Kutxa sells first cédulas since mass Moody’s downgrades
Kutxa yesterday (Thursday) sold the first cédulas benchmark since Moody’s cut most of the Spanish covered bonds it rates last Friday (25 March).
The Spanish savings bank sold a Eu600m four year deal via Banco Bilbao Vizcaya Argentaria, HSBC, JP Morgan, LBBW and Natixis.
The deal was soft-sounded at 240bp over mid-swaps and in less than one and a half hours the leads gathered around Eu400m of indications of interest. Official guidance of 235bp-240bp (with pricing no tighter) was then given and investors placed Eu830m of orders.
With hardly any price sensitivity in the book, the leads were able to price the issue at 235bp over.
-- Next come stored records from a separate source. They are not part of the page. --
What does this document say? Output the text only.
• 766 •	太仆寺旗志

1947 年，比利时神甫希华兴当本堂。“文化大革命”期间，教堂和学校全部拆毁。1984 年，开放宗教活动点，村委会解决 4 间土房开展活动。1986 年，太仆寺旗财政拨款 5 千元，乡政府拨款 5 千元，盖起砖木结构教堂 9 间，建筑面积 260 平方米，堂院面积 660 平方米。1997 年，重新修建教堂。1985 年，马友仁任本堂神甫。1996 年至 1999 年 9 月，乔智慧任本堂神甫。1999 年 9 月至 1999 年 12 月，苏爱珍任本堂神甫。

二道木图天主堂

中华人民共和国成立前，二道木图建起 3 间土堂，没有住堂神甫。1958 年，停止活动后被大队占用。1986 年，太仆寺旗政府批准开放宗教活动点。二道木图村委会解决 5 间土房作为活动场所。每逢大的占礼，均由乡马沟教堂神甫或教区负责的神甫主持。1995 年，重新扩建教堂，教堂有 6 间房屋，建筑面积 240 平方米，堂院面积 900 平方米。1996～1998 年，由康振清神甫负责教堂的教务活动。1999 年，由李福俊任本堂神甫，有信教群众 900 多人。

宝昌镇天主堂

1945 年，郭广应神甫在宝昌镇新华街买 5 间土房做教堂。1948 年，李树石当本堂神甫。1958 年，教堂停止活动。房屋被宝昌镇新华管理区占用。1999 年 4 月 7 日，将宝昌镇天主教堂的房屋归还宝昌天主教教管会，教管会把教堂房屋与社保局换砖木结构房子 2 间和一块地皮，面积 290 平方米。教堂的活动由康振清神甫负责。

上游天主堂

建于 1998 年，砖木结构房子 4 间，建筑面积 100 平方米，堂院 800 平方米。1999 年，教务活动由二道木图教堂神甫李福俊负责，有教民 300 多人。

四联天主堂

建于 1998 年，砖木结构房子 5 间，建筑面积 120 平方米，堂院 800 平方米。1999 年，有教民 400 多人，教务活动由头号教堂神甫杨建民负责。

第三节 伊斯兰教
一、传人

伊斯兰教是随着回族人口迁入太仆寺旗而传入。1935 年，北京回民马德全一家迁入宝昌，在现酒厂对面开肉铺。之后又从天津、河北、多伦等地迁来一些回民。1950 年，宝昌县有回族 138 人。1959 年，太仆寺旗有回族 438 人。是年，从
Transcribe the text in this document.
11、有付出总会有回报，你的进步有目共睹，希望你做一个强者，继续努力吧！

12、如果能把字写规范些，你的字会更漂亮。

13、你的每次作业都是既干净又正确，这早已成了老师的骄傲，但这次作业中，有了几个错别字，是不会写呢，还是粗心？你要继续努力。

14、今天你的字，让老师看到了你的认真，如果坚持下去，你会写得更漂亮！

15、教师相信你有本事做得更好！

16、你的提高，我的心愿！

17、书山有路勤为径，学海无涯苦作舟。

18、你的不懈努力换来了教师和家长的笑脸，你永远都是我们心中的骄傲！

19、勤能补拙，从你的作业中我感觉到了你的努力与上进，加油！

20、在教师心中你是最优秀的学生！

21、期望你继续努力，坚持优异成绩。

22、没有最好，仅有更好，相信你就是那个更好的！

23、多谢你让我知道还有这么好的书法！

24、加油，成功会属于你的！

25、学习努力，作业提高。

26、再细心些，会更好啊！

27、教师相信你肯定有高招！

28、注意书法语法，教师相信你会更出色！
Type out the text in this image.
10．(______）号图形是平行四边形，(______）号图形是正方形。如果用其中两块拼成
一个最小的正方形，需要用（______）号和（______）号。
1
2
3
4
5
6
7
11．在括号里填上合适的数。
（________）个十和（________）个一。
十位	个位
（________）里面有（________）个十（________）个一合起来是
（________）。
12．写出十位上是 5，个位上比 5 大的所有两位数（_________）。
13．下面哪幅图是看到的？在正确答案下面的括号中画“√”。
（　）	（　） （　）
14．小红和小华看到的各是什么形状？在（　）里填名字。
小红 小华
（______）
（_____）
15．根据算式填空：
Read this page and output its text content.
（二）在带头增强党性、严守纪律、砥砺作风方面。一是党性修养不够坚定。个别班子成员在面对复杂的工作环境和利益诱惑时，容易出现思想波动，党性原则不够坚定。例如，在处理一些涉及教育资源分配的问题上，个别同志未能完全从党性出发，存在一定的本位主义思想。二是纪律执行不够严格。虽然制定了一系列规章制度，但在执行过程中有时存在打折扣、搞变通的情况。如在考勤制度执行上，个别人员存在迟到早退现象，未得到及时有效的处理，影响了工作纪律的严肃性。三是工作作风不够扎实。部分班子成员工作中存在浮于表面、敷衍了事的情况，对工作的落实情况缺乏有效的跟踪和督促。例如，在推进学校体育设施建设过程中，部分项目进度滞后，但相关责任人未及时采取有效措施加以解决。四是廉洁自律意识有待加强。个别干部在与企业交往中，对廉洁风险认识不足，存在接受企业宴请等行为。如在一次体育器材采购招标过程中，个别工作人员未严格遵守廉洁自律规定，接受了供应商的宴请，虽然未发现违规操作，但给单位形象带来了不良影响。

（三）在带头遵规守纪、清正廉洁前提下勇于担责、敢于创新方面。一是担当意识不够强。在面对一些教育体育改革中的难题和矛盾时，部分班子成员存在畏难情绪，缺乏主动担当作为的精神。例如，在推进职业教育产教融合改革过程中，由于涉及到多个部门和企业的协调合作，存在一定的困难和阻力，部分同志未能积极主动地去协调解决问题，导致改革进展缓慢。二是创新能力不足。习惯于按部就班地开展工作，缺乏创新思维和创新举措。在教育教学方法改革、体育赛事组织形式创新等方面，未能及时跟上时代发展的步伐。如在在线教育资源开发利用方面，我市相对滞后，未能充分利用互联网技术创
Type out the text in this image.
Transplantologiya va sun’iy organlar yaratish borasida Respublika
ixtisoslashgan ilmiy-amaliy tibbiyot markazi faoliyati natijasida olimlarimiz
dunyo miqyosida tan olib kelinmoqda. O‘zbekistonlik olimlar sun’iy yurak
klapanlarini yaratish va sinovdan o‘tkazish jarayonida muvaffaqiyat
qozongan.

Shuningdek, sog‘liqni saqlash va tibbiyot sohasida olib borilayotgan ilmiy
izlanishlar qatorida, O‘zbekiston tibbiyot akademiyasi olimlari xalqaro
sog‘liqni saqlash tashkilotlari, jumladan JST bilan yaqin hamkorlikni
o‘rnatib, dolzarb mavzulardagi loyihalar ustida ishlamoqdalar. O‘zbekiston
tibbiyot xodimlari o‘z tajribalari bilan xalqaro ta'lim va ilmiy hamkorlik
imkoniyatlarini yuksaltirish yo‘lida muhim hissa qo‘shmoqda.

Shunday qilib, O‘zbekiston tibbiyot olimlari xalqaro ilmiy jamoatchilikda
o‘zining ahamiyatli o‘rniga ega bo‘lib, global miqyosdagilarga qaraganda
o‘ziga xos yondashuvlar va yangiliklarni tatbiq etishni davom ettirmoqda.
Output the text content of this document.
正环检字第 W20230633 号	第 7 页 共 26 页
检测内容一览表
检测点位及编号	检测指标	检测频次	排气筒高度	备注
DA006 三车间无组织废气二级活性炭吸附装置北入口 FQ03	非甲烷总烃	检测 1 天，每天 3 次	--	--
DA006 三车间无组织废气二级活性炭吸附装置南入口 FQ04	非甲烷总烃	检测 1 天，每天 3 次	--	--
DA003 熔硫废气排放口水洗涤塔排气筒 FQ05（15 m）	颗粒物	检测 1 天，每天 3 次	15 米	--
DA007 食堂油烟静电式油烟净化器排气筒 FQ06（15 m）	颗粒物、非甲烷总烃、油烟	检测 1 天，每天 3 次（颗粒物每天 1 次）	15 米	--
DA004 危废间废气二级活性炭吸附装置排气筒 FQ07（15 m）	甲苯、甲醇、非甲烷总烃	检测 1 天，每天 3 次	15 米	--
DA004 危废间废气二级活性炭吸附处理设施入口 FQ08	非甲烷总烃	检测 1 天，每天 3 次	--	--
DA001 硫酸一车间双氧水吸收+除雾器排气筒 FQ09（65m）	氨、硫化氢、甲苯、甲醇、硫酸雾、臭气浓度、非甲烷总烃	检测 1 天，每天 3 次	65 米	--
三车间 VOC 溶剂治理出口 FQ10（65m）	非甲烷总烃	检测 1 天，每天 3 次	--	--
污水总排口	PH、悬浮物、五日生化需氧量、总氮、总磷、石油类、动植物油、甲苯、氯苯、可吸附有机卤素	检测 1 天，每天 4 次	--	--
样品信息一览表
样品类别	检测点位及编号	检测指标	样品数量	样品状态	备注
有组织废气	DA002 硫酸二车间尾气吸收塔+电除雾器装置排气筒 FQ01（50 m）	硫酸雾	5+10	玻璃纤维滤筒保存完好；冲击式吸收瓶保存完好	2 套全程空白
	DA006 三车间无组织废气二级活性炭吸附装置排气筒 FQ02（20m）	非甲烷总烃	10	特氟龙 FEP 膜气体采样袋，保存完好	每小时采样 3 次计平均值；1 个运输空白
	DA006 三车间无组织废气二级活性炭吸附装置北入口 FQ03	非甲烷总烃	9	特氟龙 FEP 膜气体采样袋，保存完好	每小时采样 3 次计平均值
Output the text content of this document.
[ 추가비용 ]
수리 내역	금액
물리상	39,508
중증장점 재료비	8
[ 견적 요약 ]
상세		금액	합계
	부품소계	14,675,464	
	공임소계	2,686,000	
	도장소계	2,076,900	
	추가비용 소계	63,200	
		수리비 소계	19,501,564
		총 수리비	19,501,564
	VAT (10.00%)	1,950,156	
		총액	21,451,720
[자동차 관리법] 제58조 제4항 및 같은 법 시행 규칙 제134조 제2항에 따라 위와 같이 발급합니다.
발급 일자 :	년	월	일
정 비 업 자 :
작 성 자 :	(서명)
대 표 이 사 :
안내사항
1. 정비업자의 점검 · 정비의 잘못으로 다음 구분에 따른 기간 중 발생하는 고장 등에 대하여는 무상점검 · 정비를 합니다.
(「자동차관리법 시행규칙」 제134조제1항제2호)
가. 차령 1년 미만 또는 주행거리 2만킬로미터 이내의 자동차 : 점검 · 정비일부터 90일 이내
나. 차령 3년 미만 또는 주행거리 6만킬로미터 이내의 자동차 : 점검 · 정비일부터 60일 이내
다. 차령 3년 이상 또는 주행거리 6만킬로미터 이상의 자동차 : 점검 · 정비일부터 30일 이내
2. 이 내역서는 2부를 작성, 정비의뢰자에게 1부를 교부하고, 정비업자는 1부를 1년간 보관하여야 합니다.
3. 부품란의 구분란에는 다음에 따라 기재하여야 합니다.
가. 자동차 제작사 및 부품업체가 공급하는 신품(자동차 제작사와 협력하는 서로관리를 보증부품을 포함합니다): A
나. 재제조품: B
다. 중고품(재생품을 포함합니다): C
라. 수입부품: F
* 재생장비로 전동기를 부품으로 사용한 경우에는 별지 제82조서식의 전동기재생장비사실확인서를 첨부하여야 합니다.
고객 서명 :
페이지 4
The Eu600m size was the top of the Eu500m-Eu600m range planned for the deal.
The issuer benefited from strong support from domestic investors, who took 55% of the paper, with Scandinavia taking 18%, Germany and Austria taking 9%, the UK and Ireland 8%, Italy 5%, France 3%, and others 2%. Asset managers were allocated 49%, banks 22%, central banks 17%, insurance companies 7%, and others 5%.
Kutxa (Caja de Ahorros y Monte de Piedad de Gipuzkoa y San Sebastián) achieved pricing inside that of a four year cédulas it launched in November. That deal was launched at 245bp over and was trading at 225bp before this week’s new issue was launched.
A syndicate official at one of the leads said that Kutxa’s deal had been helped by the issuer’s profile.
“Kutxa is an infrequent issuer,” he said. “It is a very good name. Its ratios are very solid, with its tier one ratio high, and the Basque region is solid, too.
“It was also not downgraded by Moody’s – it is not rated by them.”
The cédulas are rated AAA by Standard & Poor’s.
Moody’s last week cut 18 cédulas programmes and 58 multi-cédulas transactions.